A lower Manhattan vibe will permeate downtown Hanover for three midsummer evenings with  “Music Box in the Moore,” a musical showcase of cutting edge talent, presented in a unique and intimate setting.

Performing July 14 is QQQ,  playing what HOP Publicity Coordinator Becky Bailey terms “revved up acoustic music” with many disparate influences.  Picture a Norwegian wedding march performed during a key scene of “Deliverance” to get a sense of QQQ’s sound, which NPR termed “an odd sort of Americana,” existing “somewhere between Brooklyn, Oslo and the hills of Appalachia.”

Next up on July 23 is Die Roten Punkte.  This wry and funny duo could have been the house band for “Sprockets,” the old Mike Myers SNL bit with Dieter, the German fashionista who constantly asked guests if they’d like to touch his monkey.

Otto and Astrid Rot are a Berlin-based brother and sister act touched with, shall we say, affection issues.   Their name is German for “Red Dots,” a playful homage to another (faux) sibling act.  Don’t be alarmed if their frequent familial hugging devolves into tongue wrestling, though.  It’s a guise – a brilliant, hilarious one at that.

Their music is Kraftwerk meets Spinal Tap, with instruments made by Mattel.    They employ a fractured dialect, which exudes an ‘’even though English is not my native tongue, I speak it better than you’ arrogance that’s totally winning, making for a must-see appearance.

Finally, cellist Erik Friedlander, who plays his instrument in ways Yo-Yo Ma never dreamed of, arrives August 1.  He’ll perform a suite of compositions backed by an inventive multimedia show that’s a slice of pre-Interstate Americana.   Friedlander’s father is famed photographer Lee Friedlander, recently the subject of a Museum of Modern Art retrospective.   The show, entitled “Block Ice and Propane,” features pictures taken by the elder Friedlander during family cross-country car trips in the mid-1960s.

Friedlander’s blend of history, art and experimental sound is consistent with the Hopkins Center mission to give the local scene a contemporary edge, says Bailey

“We brought in performers who are more like the kind you’d see in an urban club,” she says, “ to try to give people in the Upper Valley access to new artists in a variety of genres – music that’s new and unconventional.”

The venue choice was a bold stroke borne out of necessity.  “We were losing Spaulding Auditorium due to construction.  Moore is good for dance but not for music,” says Bailey.  Using a successful run of avant-garde puppet shows last winter as a “theatre within a theatre” template, the space will be transformed – drawing the stage curtain to shrink the room, and setting up tiered seating, four rows deep on three sides.

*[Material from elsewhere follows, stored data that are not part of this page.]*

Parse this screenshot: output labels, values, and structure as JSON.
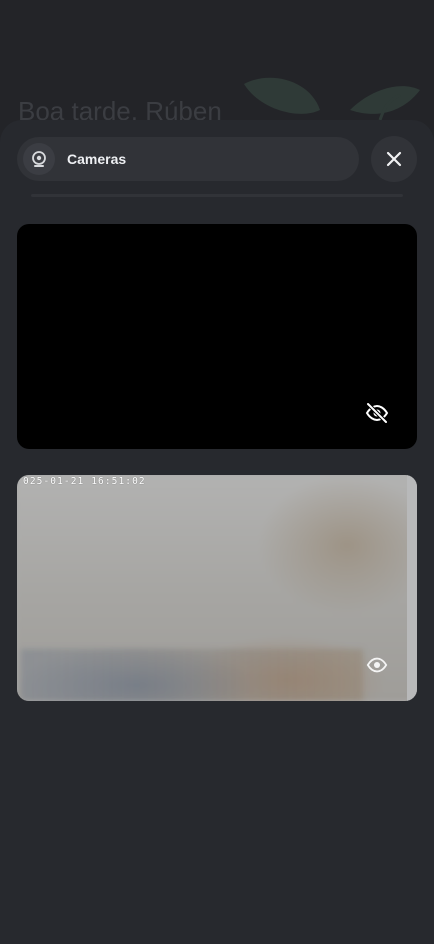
{
  "background": {
    "greeting": "Boa tarde, Rúben"
  },
  "sheet": {
    "title": "Cameras",
    "title_icon": "camera-icon",
    "close_icon": "close-icon"
  },
  "cameras": [
    {
      "status": "hidden",
      "toggle_icon": "eye-off-icon"
    },
    {
      "status": "visible",
      "timestamp": "025-01-21 16:51:02",
      "toggle_icon": "eye-icon"
    }
  ],
  "colors": {
    "background": "#232428",
    "sheet": "#27292e",
    "pill": "#313338",
    "text": "#eef0f3"
  }
}
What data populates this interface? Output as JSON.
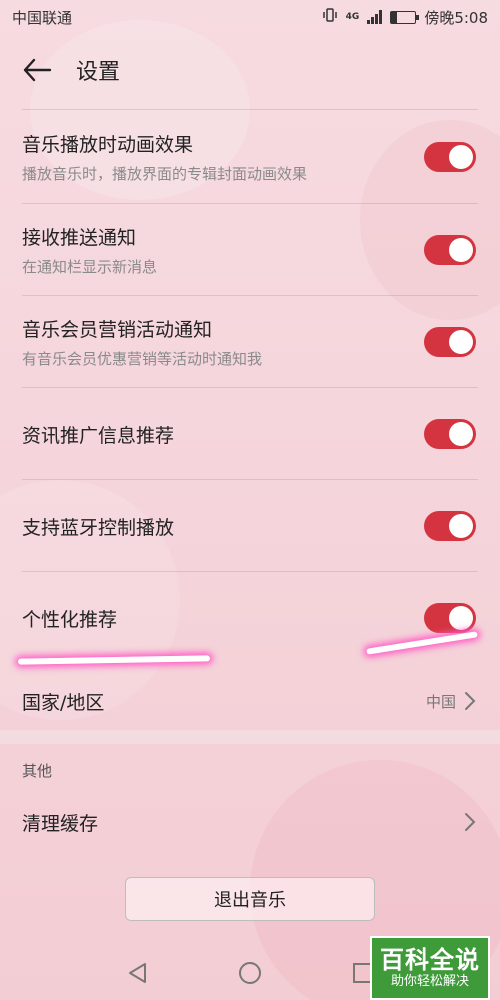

“It has really nice sound, it’s really intimate, and you’re right there with the performers,” says Bailey.

QQQ, Die Roten Punkte and Erik Friedlander will each do a 7 and 9 pm show (tickets are $15, $10 for Dartmouth students), The late shows will be followed by an after-hours “lounge” open to all patrons, with free light refreshments, and a chance to mingle with the artists.